The federal government has tabled legislation that will make it tougher to open supervised drug injection sites in Canada, and the CMA isn't impressed.

"In a preliminary assessment based on initial review of Bill C-65, the CMA is deeply concerned that the proposed legislation may be creating unnecessary obstacles and burdens that could ultimately deter creation of more injection sites," it said when the legislation was tabled June 6.
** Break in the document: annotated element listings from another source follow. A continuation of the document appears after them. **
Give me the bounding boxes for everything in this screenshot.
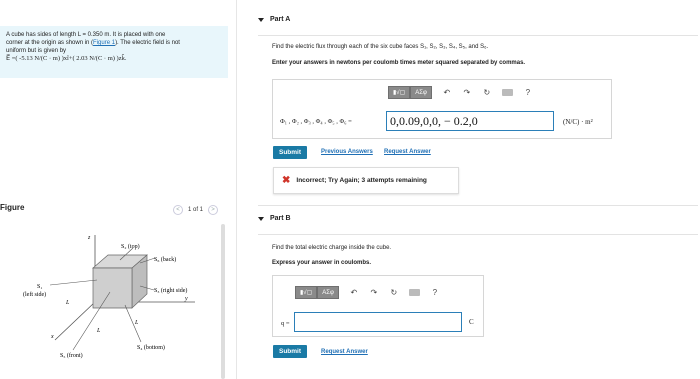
problem-line-1: A cube has sides of length L = 0.350 m. … [6, 32, 166, 38]
x-label: x [50, 334, 54, 340]
label-s5-front: S₅ (front) [60, 352, 83, 359]
reset-icon[interactable]: ↻ [482, 88, 492, 97]
keyboard-icon[interactable] [501, 89, 513, 96]
templates-button[interactable]: ▮√▢ [388, 86, 411, 99]
error-x-icon: ✖ [282, 175, 291, 186]
field-expression: E⃗ =( -5.13 N/(C · m) )xî+( 2.03 N/(C · … [6, 55, 127, 62]
part-a-input-label: Φ₁ , Φ₂ , Φ₃ , Φ₄ , Φ₅ , Φ₆ = [280, 118, 352, 125]
length-label-bottom: L [96, 328, 101, 334]
figure-scrollbar[interactable] [221, 224, 225, 379]
part-a-instruction: Enter your answers in newtons per coulom… [272, 60, 526, 66]
label-s4-bottom: S₄ (bottom) [137, 344, 165, 351]
part-a-rule [258, 35, 698, 36]
part-a-header[interactable]: Part A [258, 16, 290, 23]
part-b-input-label: q = [281, 320, 290, 327]
part-a-title: Part A [270, 16, 291, 23]
problem-line-3: uniform but is given by [6, 48, 67, 54]
problem-statement: A cube has sides of length L = 0.350 m. … [0, 26, 228, 78]
help-icon[interactable]: ? [430, 288, 440, 297]
label-s2-top: S₂ (top) [121, 243, 140, 250]
templates-button[interactable]: ▮√▢ [295, 286, 318, 299]
label-s6-back: S₆ (back) [154, 256, 176, 263]
length-label-right: L [134, 320, 139, 326]
part-b-unit: C [469, 318, 474, 326]
z-label: z [87, 235, 91, 241]
label-s1: S₁ [37, 284, 42, 290]
label-left-side: (left side) [23, 291, 46, 298]
figure-pager: < 1 of 1 > [173, 205, 219, 215]
part-b-title: Part B [270, 215, 291, 222]
part-b-request-answer-link[interactable]: Request Answer [321, 349, 368, 355]
keyboard-icon[interactable] [408, 289, 420, 296]
part-b-instruction: Express your answer in coulombs. [272, 260, 372, 266]
part-a-answer-input[interactable]: 0,0.09,0,0, − 0.2,0 [386, 111, 554, 131]
help-icon[interactable]: ? [523, 88, 533, 97]
y-label: y [184, 296, 188, 302]
cube-front-face [92, 267, 133, 309]
figure-next-button[interactable]: > [208, 205, 219, 215]
symbols-button[interactable]: ΑΣφ [410, 86, 432, 99]
label-s3-right: S₃ (right side) [154, 287, 187, 294]
collapse-triangle-icon [258, 216, 264, 221]
cube-figure: z y x S₂ (top) S₆ (back) S₃ (right side)… [23, 235, 195, 359]
undo-icon[interactable]: ↶ [349, 288, 359, 297]
part-b-header[interactable]: Part B [258, 215, 291, 222]
pane-divider [236, 0, 237, 379]
length-label-left: L [65, 300, 70, 306]
undo-icon[interactable]: ↶ [442, 88, 452, 97]
feedback-text: Incorrect; Try Again; 3 attempts remaini… [296, 177, 427, 184]
feedback-message: ✖ Incorrect; Try Again; 3 attempts remai… [273, 167, 459, 194]
x-axis [54, 301, 96, 341]
part-a-question: Find the electric flux through each of t… [272, 44, 489, 50]
part-b-math-toolbar: ▮√▢ ΑΣφ ↶ ↷ ↻ ? [295, 286, 440, 299]
figure-page-indicator: 1 of 1 [188, 207, 204, 213]
part-a-math-toolbar: ▮√▢ ΑΣφ ↶ ↷ ↻ ? [388, 86, 533, 99]
figure-link[interactable]: Figure 1 [93, 40, 115, 46]
part-a-unit: (N/C) · m² [563, 118, 593, 126]
symbols-button[interactable]: ΑΣφ [317, 286, 339, 299]
part-b-question: Find the total electric charge inside th… [272, 245, 392, 251]
redo-icon[interactable]: ↷ [369, 288, 379, 297]
part-b-rule [258, 234, 698, 235]
part-b-answer-input[interactable] [294, 312, 462, 332]
part-a-submit-button[interactable]: Submit [273, 146, 308, 159]
previous-answers-link[interactable]: Previous Answers [321, 149, 373, 155]
redo-icon[interactable]: ↷ [462, 88, 472, 97]
figure-title: Figure [0, 203, 25, 212]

The bill requires the government to consider the views of police forces and local politicians before it grants the legal exemptions that will allow any new sites to operate. Currently, the InSite centre in Vancouver is the only supervised drug injection site in North America.

The CMA and federal government have been on opposite sides of the debate for five years. For its part, the CMA says the sites have a proven harm-reduction value and save lives. The Supreme Court of Canada sided with that argument in 2011, when it unanimously ruled that such sites should "generally" receive a federal exemption to operate because "the evidence indicates that a supervised injection site will decrease the risk of death and disease."

The CMA, which was an intervener in the Supreme Court case, says Bill C-65 will discourage the opening of new sites by placing the onus on applicants to complete all consultation requirements related to new sites.

"Our position is founded upon clinical evidence," the CMA said after the bill was tabled. "Bill C-65, it would appear, is founded upon ideology that seeks to hinder initiatives to mitigate the very real challenges and great personal harm caused by drug abuse."